Volume 21, Issue 3: January & February 2001

Newsletter segments:

Kingston chapter news, Patterson chapter news, Poughkeepsie chapter news, and other articles.
November Open Mic Performers:

"Doc" Howells, The Zimmer Twins, Leigh & Larry Parker, Bob Wright, Carol Hotte, Bruce Ackerman, Joe Gagliardi, Joe Murray, Bruce Blair, Kimberly, Lisa Dudley, Nancy Rose, Cheryl A. Rice

Our November feature was Chris DePalma, with a little help from his friends. Chris got back into the music scene after meeting Denise J. Finley and Joe Murray at a gig at Barnes & Noble in Poughkeepsie a couple of years back. The rest, as they say, is history.
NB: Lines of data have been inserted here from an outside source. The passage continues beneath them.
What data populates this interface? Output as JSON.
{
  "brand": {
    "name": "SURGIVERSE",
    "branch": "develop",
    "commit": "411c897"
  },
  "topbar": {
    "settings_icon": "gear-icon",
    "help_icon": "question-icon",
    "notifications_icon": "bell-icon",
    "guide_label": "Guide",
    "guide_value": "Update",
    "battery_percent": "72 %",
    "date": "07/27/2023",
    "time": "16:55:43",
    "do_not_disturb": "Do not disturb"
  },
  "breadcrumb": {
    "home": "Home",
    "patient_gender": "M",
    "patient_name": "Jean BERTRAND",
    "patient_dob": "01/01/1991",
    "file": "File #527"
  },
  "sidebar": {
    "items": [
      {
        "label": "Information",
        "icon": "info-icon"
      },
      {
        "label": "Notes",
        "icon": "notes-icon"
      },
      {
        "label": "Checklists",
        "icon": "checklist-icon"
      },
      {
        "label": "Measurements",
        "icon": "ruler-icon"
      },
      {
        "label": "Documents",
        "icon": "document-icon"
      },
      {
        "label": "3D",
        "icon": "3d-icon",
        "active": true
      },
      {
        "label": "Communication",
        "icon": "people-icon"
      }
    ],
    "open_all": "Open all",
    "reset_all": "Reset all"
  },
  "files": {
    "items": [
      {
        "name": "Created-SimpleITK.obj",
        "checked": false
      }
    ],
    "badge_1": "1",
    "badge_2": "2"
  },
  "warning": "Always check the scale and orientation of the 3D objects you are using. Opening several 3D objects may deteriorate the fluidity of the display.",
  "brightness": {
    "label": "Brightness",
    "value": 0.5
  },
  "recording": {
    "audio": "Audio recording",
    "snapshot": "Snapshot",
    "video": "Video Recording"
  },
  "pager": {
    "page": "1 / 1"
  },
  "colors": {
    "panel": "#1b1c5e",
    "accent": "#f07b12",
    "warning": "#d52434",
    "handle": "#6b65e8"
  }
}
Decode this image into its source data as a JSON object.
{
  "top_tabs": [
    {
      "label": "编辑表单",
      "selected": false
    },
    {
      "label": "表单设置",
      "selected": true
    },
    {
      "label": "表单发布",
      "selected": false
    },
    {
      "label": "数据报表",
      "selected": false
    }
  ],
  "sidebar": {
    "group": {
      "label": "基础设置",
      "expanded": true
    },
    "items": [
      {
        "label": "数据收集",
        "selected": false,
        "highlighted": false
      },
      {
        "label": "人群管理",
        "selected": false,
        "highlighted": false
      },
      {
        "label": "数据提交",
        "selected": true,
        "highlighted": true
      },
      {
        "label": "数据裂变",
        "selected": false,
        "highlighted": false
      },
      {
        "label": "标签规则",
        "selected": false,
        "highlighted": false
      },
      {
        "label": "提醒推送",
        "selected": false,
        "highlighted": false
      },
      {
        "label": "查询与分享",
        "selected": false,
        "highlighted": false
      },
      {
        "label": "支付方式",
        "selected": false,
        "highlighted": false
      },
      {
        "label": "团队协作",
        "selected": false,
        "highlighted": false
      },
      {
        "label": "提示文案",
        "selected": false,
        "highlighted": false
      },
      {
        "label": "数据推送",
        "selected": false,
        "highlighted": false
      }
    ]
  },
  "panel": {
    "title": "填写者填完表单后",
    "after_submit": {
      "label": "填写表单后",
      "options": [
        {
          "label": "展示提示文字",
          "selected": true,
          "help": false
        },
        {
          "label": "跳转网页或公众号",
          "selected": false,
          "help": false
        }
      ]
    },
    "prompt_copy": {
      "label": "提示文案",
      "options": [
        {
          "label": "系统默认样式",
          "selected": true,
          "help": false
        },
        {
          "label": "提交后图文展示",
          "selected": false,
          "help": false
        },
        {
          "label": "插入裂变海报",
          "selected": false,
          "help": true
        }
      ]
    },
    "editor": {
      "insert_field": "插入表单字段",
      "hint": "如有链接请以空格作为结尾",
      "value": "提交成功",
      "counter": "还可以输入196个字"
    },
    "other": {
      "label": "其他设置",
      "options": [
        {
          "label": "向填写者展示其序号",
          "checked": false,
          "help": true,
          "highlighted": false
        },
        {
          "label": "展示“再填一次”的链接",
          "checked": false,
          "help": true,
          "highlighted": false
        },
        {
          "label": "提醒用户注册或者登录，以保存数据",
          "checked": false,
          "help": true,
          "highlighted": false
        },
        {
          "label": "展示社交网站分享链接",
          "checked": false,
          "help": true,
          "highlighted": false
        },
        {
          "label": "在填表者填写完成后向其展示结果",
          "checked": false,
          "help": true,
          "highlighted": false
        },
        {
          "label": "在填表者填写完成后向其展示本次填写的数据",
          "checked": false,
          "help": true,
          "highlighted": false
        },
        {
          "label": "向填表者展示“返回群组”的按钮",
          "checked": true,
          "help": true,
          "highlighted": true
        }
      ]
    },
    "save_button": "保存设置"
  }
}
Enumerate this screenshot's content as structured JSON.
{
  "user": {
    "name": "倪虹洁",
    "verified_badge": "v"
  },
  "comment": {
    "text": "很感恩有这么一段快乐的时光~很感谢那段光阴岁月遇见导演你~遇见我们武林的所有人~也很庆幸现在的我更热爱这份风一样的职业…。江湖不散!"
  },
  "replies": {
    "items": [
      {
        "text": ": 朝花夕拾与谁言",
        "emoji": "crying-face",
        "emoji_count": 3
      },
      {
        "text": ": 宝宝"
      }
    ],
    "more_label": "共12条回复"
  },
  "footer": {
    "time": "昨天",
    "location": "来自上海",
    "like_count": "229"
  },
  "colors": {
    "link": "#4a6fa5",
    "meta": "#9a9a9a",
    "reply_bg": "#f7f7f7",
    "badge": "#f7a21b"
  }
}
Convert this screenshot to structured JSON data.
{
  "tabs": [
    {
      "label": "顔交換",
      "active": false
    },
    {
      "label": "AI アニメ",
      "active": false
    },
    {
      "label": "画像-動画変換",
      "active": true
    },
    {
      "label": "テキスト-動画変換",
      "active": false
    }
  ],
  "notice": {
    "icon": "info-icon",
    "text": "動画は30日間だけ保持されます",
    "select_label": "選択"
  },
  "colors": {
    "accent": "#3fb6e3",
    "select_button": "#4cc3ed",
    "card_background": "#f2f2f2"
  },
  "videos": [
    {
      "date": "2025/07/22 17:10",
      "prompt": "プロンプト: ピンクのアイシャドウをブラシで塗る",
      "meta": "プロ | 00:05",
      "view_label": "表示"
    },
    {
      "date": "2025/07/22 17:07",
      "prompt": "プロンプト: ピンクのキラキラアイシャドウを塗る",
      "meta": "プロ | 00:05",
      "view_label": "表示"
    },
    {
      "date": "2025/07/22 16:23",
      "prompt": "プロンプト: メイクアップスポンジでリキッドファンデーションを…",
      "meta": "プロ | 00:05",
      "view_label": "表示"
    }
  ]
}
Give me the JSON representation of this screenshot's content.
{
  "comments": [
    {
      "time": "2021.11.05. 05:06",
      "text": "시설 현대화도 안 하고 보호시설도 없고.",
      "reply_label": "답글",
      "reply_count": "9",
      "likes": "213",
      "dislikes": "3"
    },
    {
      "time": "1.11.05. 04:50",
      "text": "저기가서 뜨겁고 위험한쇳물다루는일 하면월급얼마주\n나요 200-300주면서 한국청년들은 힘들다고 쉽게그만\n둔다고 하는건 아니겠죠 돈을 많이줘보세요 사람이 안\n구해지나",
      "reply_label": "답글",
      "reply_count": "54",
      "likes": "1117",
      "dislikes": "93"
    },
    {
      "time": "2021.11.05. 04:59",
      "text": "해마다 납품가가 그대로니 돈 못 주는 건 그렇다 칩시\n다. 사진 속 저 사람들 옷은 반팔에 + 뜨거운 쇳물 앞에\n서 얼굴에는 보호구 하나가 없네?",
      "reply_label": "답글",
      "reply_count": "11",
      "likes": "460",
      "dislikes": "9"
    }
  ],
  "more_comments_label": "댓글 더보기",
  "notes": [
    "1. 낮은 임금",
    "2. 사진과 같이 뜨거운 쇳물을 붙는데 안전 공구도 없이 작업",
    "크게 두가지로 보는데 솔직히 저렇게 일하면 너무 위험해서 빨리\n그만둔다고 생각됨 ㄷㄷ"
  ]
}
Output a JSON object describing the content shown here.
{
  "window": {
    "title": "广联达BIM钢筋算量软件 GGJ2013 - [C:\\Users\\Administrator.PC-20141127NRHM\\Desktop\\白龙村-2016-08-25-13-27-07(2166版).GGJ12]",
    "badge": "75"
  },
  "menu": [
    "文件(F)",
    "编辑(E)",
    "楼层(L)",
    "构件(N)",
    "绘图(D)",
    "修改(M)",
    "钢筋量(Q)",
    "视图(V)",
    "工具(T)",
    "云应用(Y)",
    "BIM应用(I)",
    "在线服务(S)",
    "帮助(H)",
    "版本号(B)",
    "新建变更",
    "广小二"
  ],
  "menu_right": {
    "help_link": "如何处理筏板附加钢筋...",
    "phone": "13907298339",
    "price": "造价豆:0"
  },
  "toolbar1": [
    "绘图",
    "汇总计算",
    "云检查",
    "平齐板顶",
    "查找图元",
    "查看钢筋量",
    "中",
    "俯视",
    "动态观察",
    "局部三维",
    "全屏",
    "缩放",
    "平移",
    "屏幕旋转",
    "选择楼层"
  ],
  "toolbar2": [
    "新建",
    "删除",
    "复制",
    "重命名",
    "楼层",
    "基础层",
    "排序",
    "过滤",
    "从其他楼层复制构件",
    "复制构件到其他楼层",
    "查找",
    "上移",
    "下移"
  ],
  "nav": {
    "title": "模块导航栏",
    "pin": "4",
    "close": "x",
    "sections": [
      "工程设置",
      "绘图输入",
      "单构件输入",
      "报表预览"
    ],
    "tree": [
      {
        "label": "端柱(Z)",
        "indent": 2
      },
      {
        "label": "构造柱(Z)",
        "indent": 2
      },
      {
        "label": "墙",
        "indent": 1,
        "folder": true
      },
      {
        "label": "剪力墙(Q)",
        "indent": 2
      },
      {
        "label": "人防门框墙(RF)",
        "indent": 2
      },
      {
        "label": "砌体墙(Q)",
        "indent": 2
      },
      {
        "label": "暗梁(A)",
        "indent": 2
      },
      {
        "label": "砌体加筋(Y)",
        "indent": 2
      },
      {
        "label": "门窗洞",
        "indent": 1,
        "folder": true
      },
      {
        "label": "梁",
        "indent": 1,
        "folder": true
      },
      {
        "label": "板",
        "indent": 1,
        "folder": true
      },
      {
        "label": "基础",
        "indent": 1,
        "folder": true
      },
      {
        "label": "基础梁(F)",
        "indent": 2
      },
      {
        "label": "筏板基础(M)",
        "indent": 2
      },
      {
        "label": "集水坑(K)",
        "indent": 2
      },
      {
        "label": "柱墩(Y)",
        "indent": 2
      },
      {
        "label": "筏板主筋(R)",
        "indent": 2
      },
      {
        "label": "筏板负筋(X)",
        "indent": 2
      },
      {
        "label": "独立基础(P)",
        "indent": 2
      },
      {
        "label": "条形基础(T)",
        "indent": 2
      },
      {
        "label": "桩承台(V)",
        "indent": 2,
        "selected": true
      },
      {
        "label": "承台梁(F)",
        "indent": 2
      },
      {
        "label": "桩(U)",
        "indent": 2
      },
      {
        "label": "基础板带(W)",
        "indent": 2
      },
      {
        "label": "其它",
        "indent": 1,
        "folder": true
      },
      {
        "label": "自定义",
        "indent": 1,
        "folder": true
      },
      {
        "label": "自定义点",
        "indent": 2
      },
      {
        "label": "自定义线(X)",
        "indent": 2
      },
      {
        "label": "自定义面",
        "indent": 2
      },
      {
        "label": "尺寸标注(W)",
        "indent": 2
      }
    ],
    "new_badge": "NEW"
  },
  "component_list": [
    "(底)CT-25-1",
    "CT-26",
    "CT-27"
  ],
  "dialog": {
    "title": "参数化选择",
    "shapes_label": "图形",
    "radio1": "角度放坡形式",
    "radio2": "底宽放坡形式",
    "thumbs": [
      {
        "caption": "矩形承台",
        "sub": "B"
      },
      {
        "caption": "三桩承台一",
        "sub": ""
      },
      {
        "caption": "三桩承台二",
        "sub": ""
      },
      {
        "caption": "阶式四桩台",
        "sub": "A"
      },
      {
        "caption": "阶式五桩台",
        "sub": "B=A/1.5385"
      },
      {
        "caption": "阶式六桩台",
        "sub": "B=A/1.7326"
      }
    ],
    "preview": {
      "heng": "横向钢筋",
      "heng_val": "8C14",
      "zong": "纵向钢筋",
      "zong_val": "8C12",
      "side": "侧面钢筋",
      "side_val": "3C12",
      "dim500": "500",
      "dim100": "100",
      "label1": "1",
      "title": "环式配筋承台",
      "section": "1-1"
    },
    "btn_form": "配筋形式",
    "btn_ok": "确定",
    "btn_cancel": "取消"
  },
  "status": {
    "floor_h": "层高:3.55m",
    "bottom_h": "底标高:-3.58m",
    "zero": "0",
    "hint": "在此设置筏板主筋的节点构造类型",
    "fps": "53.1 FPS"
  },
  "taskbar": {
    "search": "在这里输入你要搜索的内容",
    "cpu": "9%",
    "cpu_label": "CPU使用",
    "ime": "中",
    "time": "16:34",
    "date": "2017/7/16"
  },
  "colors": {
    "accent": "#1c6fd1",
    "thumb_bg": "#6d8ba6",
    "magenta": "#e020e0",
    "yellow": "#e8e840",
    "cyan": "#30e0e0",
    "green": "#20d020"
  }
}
Chris is a prolific and talented songwriter as well as performer, beginning his set with a song started eight years ago and recently completed, "Paint You A Sunny Day." "Ripple" originated in Chris' earlier days and during the ten years he spend in Texas, befriending a Frenchman! "A Long Stemmed Rose," another original, was followed by Lester Flatt's "Rollin' in My Sweet Baby's Arms." As Prez Joe says, "Nobody can do Chris' songs like Chris," his sweet, grainy vocals putting just the correct edge on his already enjoyable compositions.

With a little help next from Vince Sauter, Joe and Kimberly, "A Little Help From My Friends" came off as a smashing singalong (More friends than you thought, eh Chris?) His most recent opus made its public debut next, "It Doesn't Matter," with Carol Hotte on vocals. Next came an unfinished fragment, as yet untitled. Chris ended his set with an old favorite, Carole King's "You've Got a Friend." A warm, mellow interlude. Thanks, Chris!

December Open Mic Performers:

Vince Sauter, Denise J. Finley & Joe Murray, Terry & Steve, The Thorns, Bobby Kennedy, Joe Gagliardi, Steven Rhodes, Cheryl A. Rice, Bruce Morrise & Denise Finley, Carol Hotte & Chris DePalma, "The Moose", Pat Daley

We had two features in December, poet Bob Wright and musician Bruce Blair. The two traded off in a unique style new to the Guild, and the result was a flow of sound and words, weaving seredipitously into each other smoothly. Bruce opened with Van Morrison's "Into the Mystic", and Bob followed with several poems, touching on his primary themes of love, relationships, purpose and always with a keen eye for detail and the truth few dare to put into words. Bruce retorted with George Harrison's "Too Much in Love", Bob answered with poems with such telling titles as, "Today I Plan to Breathe," "Greater Love," "The Right Person," and "Tall Guys". Bruce explained himself with the song "Hopelessly Midwestern", Bob paried with words on water and monkeys (you had to be there), Bruce followed with another tune, Bob some more pithy remarks, and Bruce countered with an a cappela rendition of "Moonlight in Vermont," in his fearless voice.

And so it went, an exchange of views, notions and melody that one can only hope is part of a trend. Thank you, fellas!!!